The inhibitory effect of propafenone (300 nM) and dronedarone (5 µM) on whole cell peak sodium currents was assessed at different holding potentials (VH) ranging from −100 to −70 mV, in HEK293 cells expressing the human Nav1.5 channel and its beta-1 accessory subunit and in murine left atrial cardiac myocytes.


In HEK293 cells, peak sodium current inhibition by propafenone (300 nM) was enhanced at more positive VH (e.g. −100 mV: 34±2%, −80 mV: 50±3%, p<0.05, n=15). Dronedarone (5 µM) was also more effective at more positive RMPs (e.g. −100 mV: 20±3%, −80 mV: 57±4%, p<0.05, n=14). At these concentrations, drug sensitivity to VH was significantly greater for dronedarone than propafenone (propafenone: 0.9±0.1%block/mV, dronedarone 1.9±0.1%block/mV, p<0.05) (figure 1). A more positive VH also significantly delayed the sodium channel recovery times (P50 recovery, −100 mV: 20±2 ms, −70 mV: 70±4 ms, p<0.05, n=14) but this was not further altered by either of the antiarrhythmic agents. In murine left atrial cardiac myocytes, peak sodium current inhibition by propafenone and dronedarone was increased at more positive holding potentials. Again, drug sensitivity to VH was significantly greater for dronedarone than propafenone (propafenone: 1.0±0.08% block/mV, dronedarone 1.8±0.1% block/mV, p<0.05) (figure 2).

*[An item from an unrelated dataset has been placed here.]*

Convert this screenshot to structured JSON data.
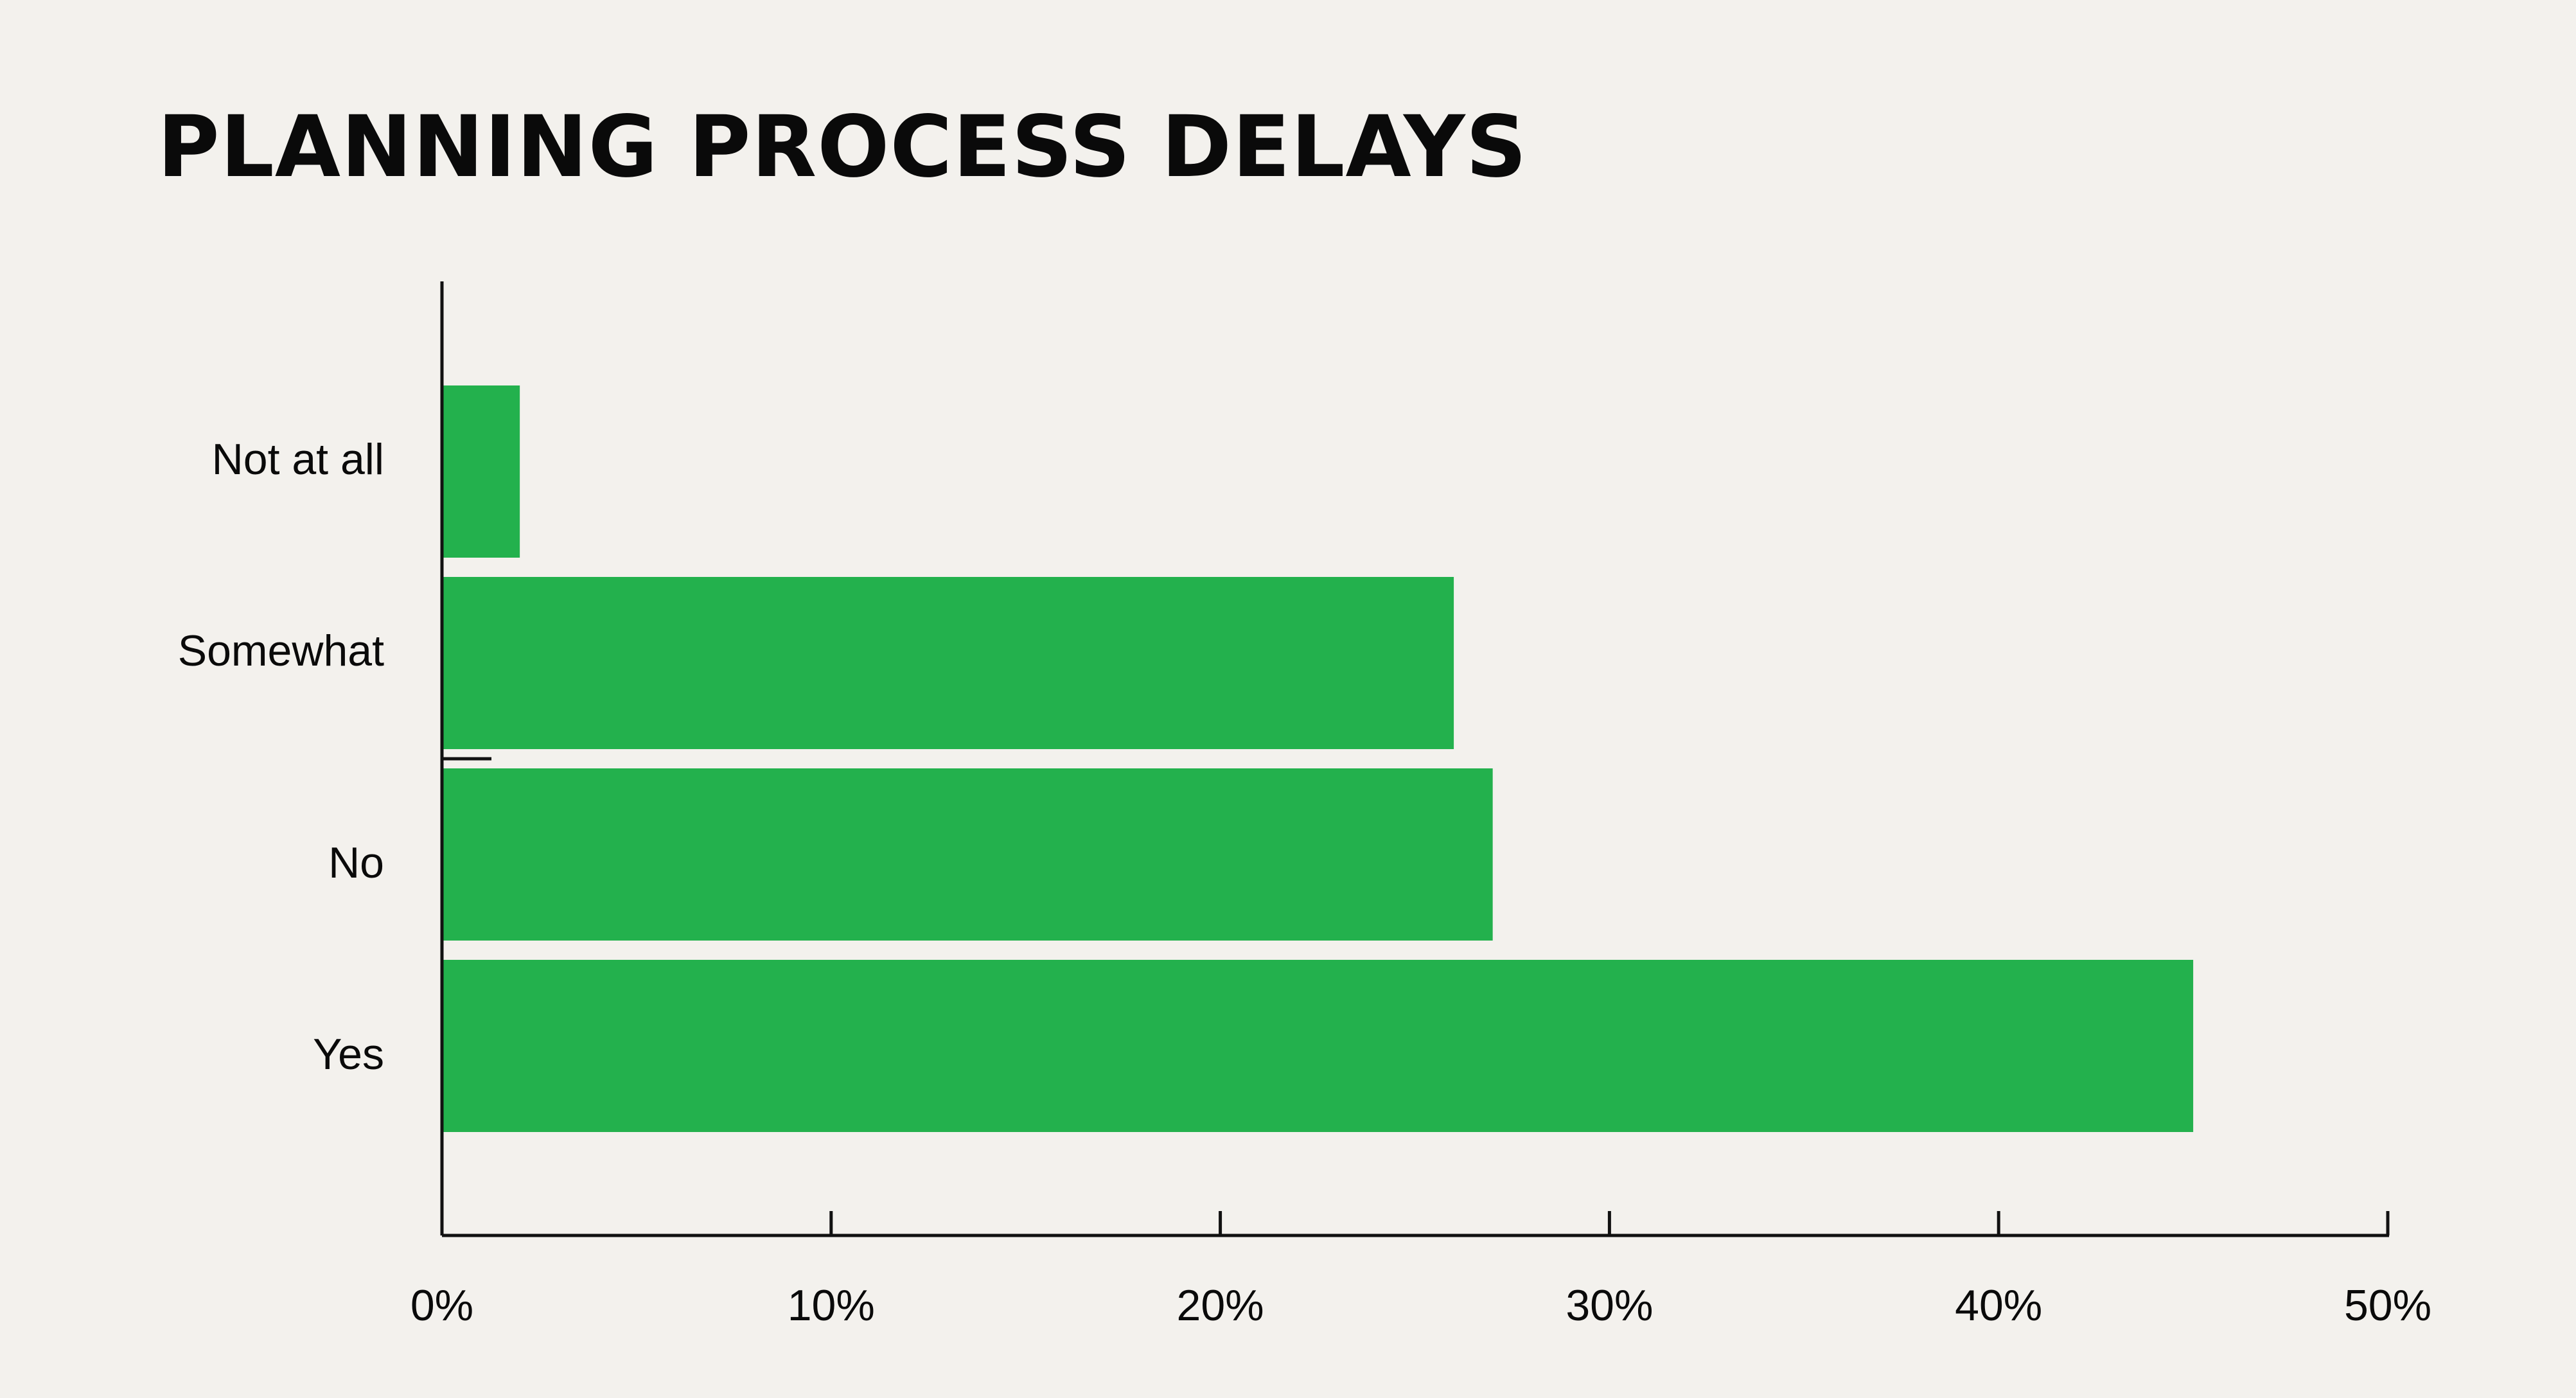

Propafenone and dronedarone inhibit sodium currents more effectively at a more positive VH. At the concentrations used, dronedarone is more sensitive to changes in VH than propafenone. These agents may provide more effective treatment in patients with a more positive atrial RMP caused by genetic predisposition (e.g. reduced PITX2) or different underlying disease mechanisms.